Posted: June 7, 2012 in democracy, economic justice
Tags: , , , ,

So, the recall election in Wisconsin happened, and sadly, it was a complete non-event, with the union-busting, constitution-ignoring republican and his lieutenant-governor both surviving the recall election.

There’s a lesson to be learned here, and it’s one that large progressive (or progressive-sounding) parties almost always need to learn. It’s quite simple: The right might vote if it feels threatened, but the left only votes when they feel hopeful or excited. You can’t tell us you deserve our votes, we require convincing- you need our enthusiastic support in order to turn out the young, disenfranchised, minority, and otherwise new voters that swing elections left. You can’t run a candidate who thinks raising taxes on the undertaxed elite is wrong, who is against prosecuting financial fraud, who doesn’t support campaign finance reform, who is complete centre-right milquetoast, and still feel entitled to win, even against someone as atrocious as Scott Walker.

Part of the problem here is the brokenness of the primary process- it often requires extra money from candidates to win, (pushing the election rightwards) and it also requires an extraordinary effort from voters to engage with. (as you actually have to be present in a room at a certain time to vote in most US primaries) If the Democratic Party agreed not to advertise during primaries and held them by mail ballot, they would have a much more representative candidate in the end. Of course, part of the problem here is that democrats don’t want to represent their constituency, they want to balance that with (or sometimes, ignore it in favour of) courting large corporate donors.

If they had run someone for governor that the recall supporters and the rest of Wisconsin could have supported, instead of trying to “grin and Barrett”, Democrats could have swept walker out of the governorship by turning out new voters.
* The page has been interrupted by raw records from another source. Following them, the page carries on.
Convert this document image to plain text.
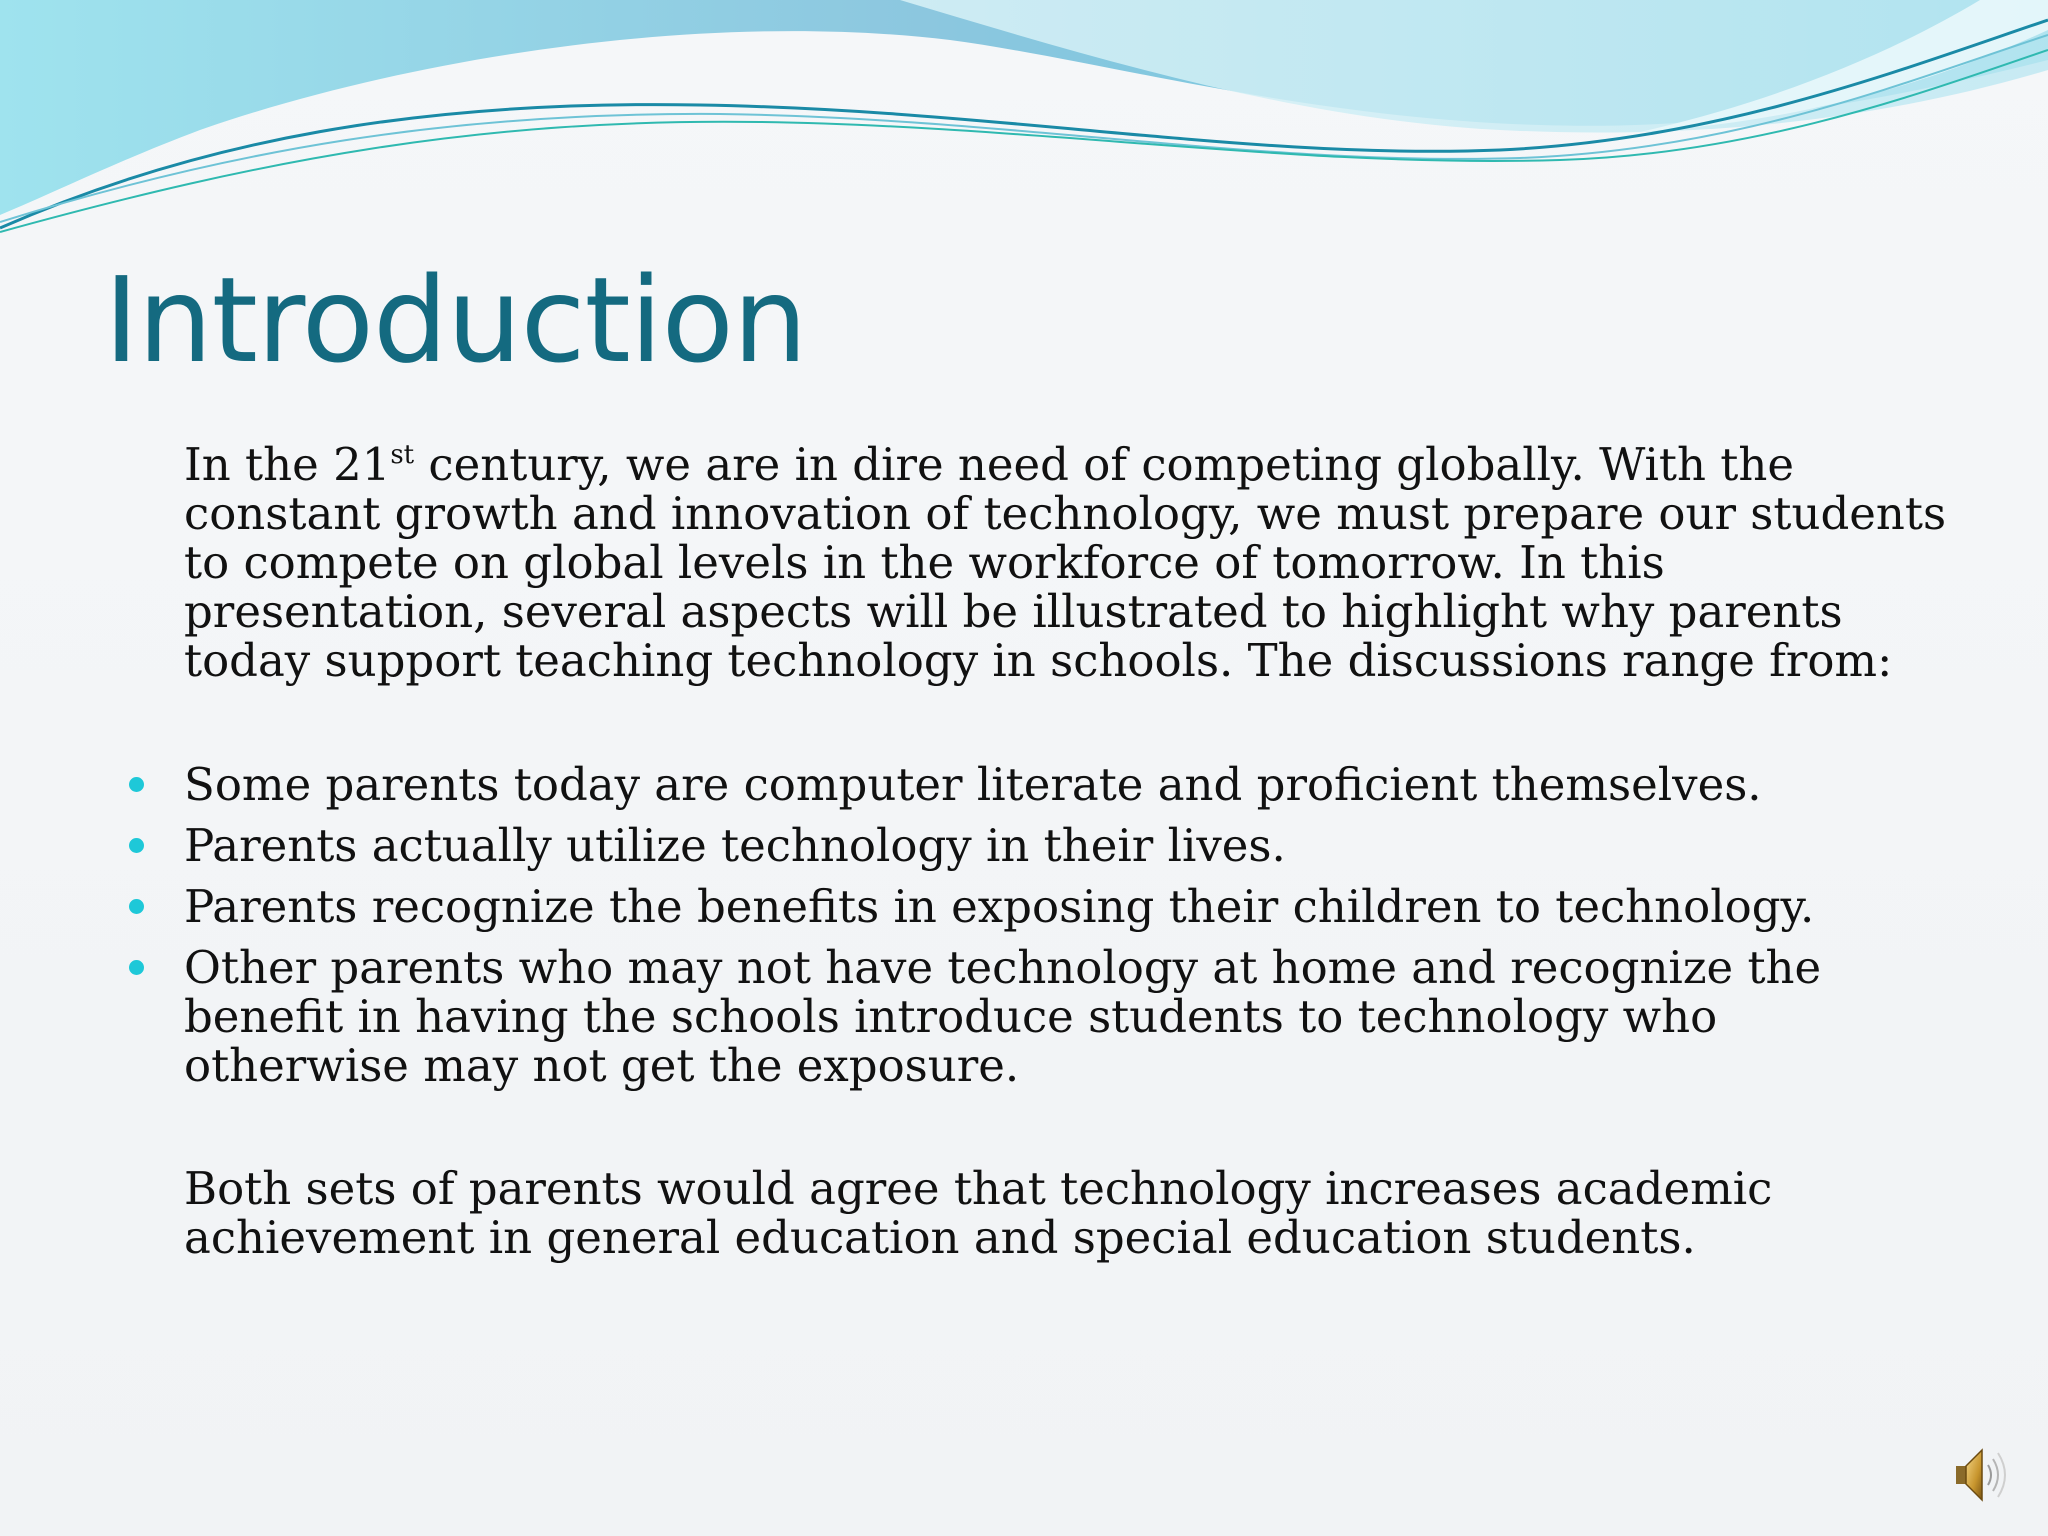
Introduction

In the 21st century, we are in dire need of competing globally. With the constant growth and innovation of technology, we must prepare our students to compete on global levels in the workforce of tomorrow. In this presentation, several aspects will be illustrated to highlight why parents today support teaching technology in schools. The discussions range from:

Some parents today are computer literate and proficient themselves.
Parents actually utilize technology in their lives.
Parents recognize the benefits in exposing their children to technology.
Other parents who may not have technology at home and recognize the benefit in having the schools introduce students to technology who otherwise may not get the exposure.

Both sets of parents would agree that technology increases academic achievement in general education and special education students.
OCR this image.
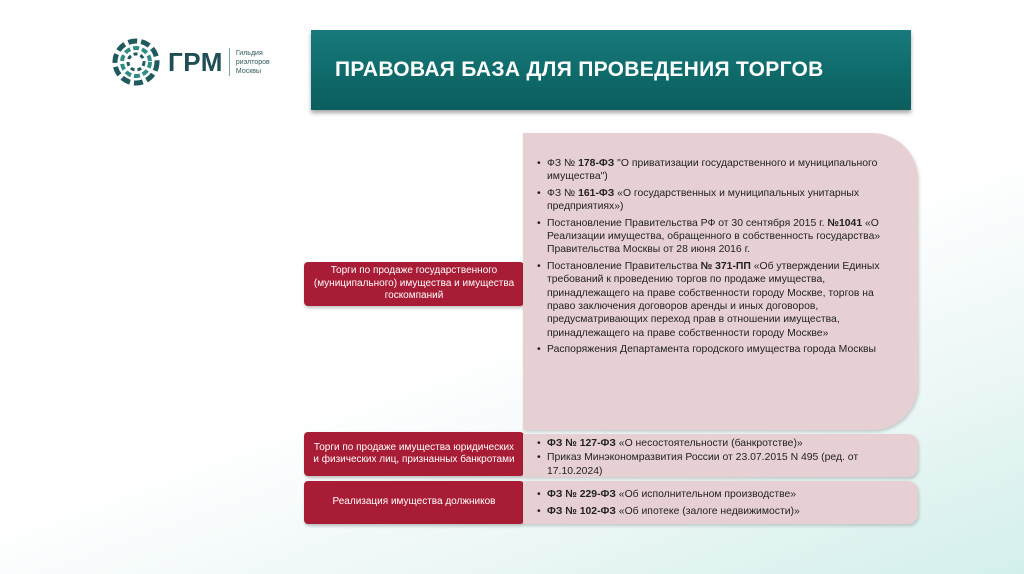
ГРМ Гильдия
риэлторов
Москвы	ПРАВОВАЯ БАЗА ДЛЯ ПРОВЕДЕНИЯ ТОРГОВ
Торги по продаже государственного (муниципального) имущества и имущества госкомпаний
• ФЗ № 178-ФЗ "О приватизации государственного и муниципального имущества")
• ФЗ № 161-ФЗ «О государственных и муниципальных унитарных предприятиях»)
• Постановление Правительства РФ от 30 сентября 2015 г. №1041 «О Реализации имущества, обращенного в собственность государства» Правительства Москвы от 28 июня 2016 г.
• Постановление Правительства № 371-ПП «Об утверждении Единых требований к проведению торгов по продаже имущества, принадлежащего на праве собственности городу Москве, торгов на право заключения договоров аренды и иных договоров, предусматривающих переход прав в отношении имущества, принадлежащего на праве собственности городу Москве»
• Распоряжения Департамента городского имущества города Москвы
Торги по продаже имущества юридических и физических лиц, признанных банкротами
• ФЗ № 127-ФЗ «О несостоятельности (банкротстве)»
• Приказ Минэкономразвития России от 23.07.2015 N 495 (ред. от 17.10.2024)
Реализация имущества должников
• ФЗ № 229-ФЗ «Об исполнительном производстве»
• ФЗ № 102-ФЗ «Об ипотеке (залоге недвижимости)»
Instead they got the centrists who have been misled by an unprecedented (and in some specific cases, illegal) advertising push to believe that this is a partisan, unjustified recall, rather than a statement that the abuse of law, process, and illegal union-busting of the Walker administration deserves to be cut short.

All the more reason why in any other country, the Democrats would be considered the right-wing party. Watching them try to win elections is incredibly frustrating for all but the furthest left of its candidates, and even then, those democrats aren’t perfect either, and would probably belong in the left wing of the Labour Party in New Zealand.